O'Grady is calling on several high-tech scientific tools to find the answers. In addition to the traditional techniques of radiography and petrography, she's using a scanning electron microscope (SEM) with energy dispersive x-ray spectrometry (EDS), x-ray diffraction (XRD), transmission electron microscopy (TEM), and even an electron beam microprobe in UA's Lunar and Planetary Laboratory. She also is using the Proton-Induced X-ray Emission (PIXE) unit at Arizona State University's ion beam facility, as well as other instruments.

Could Coal Firing be the Secret?

Some experts believe the high temperatures produced by coal firing are the secret to producing Sikyatki Polychrome because some of the clay turned to glass when it was fired.

O’Grady has been refiring small bits of the potsherds to a range of likely temperatures and then creating fresh fractures in the refired samples. Next she uses electron microscopy to determine what percentage of the ceramic paste has a glassy structure. When the amount of glass exceeds the original, she knows that she's exceeded the original firing temperature, allowing her to determine the temperature at which each shard was fired.

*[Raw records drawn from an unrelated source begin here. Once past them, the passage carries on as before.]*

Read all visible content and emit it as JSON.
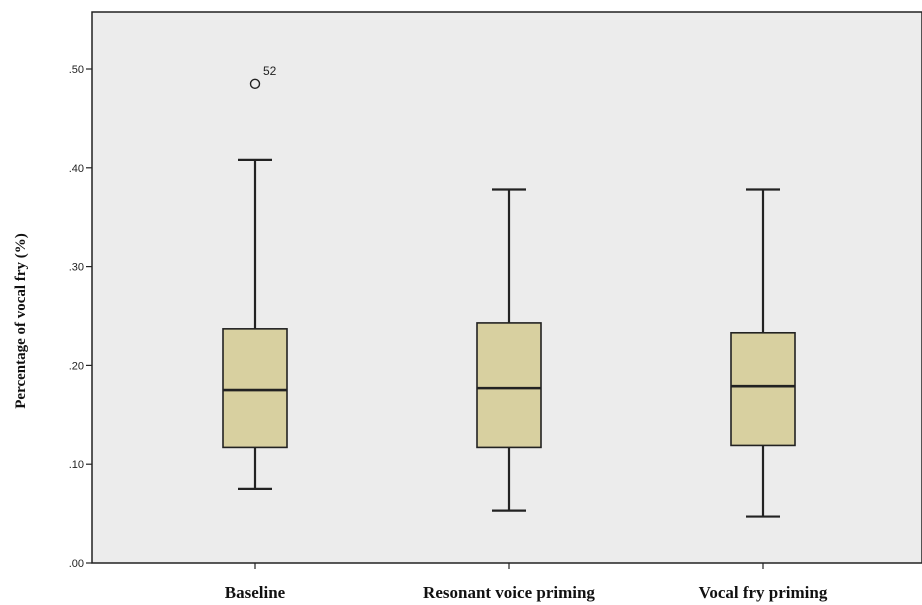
{
  "chart_data": {
    "type": "box",
    "title": "",
    "xlabel": "",
    "ylabel": "Percentage of vocal fry (%)",
    "ylim": [
      0,
      0.55
    ],
    "yticks": [
      0,
      0.1,
      0.2,
      0.3,
      0.4,
      0.5
    ],
    "ytick_labels": [
      ".00",
      ".10",
      ".20",
      ".30",
      ".40",
      ".50"
    ],
    "grid": false,
    "background_color": "#ececec",
    "box_color": "#d8d0a0",
    "categories": [
      "Baseline",
      "Resonant voice priming",
      "Vocal fry priming"
    ],
    "boxes": [
      {
        "category": "Baseline",
        "whisker_low": 0.075,
        "q1": 0.117,
        "median": 0.175,
        "q3": 0.237,
        "whisker_high": 0.408,
        "outliers": [
          {
            "value": 0.485,
            "label": "52"
          }
        ]
      },
      {
        "category": "Resonant voice priming",
        "whisker_low": 0.053,
        "q1": 0.117,
        "median": 0.177,
        "q3": 0.243,
        "whisker_high": 0.378,
        "outliers": []
      },
      {
        "category": "Vocal fry priming",
        "whisker_low": 0.047,
        "q1": 0.119,
        "median": 0.179,
        "q3": 0.233,
        "whisker_high": 0.378,
        "outliers": []
      }
    ]
  }
}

“The glassy phase corresponds to the temperature and length of time the pots were fired at that temperature,” she said. “We’re finding a very glassy microstructure that indicates these pots were really high fired, most between 1,100 and 1,200 degrees Celsius (2,000 to 2,200 degrees Fahrenheit).

The problem now is to determine the exact chemical composition of the pottery samples, how long those chemicals were fired, in what temperature range, and how these components interacted during the firing process.

Field Testing Comes Next

“I’m hoping that we can start eliminating possibilities and narrow down what might be responsible for the unique color and composition of these ceramics,” O’Grady said. “Then we need to go through a replication firing because you can theorize forever, but at some point you have to prove your theory in the field.”

O’Grady will need permission from Hopi tribal officials to conduct field tests because she needs to collect clay and coal samples from the reservation. Over the years, several Hopi potters have been intrigued by Sikyatki Polychrome, and their interest may work in O’Grady’s favor.

“Hopefully, I’ll be able to come up with a good theory of how this pottery was made, go through the process of testing the theory in the field and actually answer the questions surrounding Sikyatki Polychrome that have intrigued both archaeologists and potters for so long,” O’Grady said.

O'Grady's research is part of UA's Heritage Conservation Science Program. Students in this program learn to stabilize, preserve and better understand ancient artifacts and how they were created and used.

The curriculum, which combines engineering, anthropology, architectural history and art history, is particularly important today because many of the material links to our past are disintegrating, while the ancient technologies that created them are disappearing.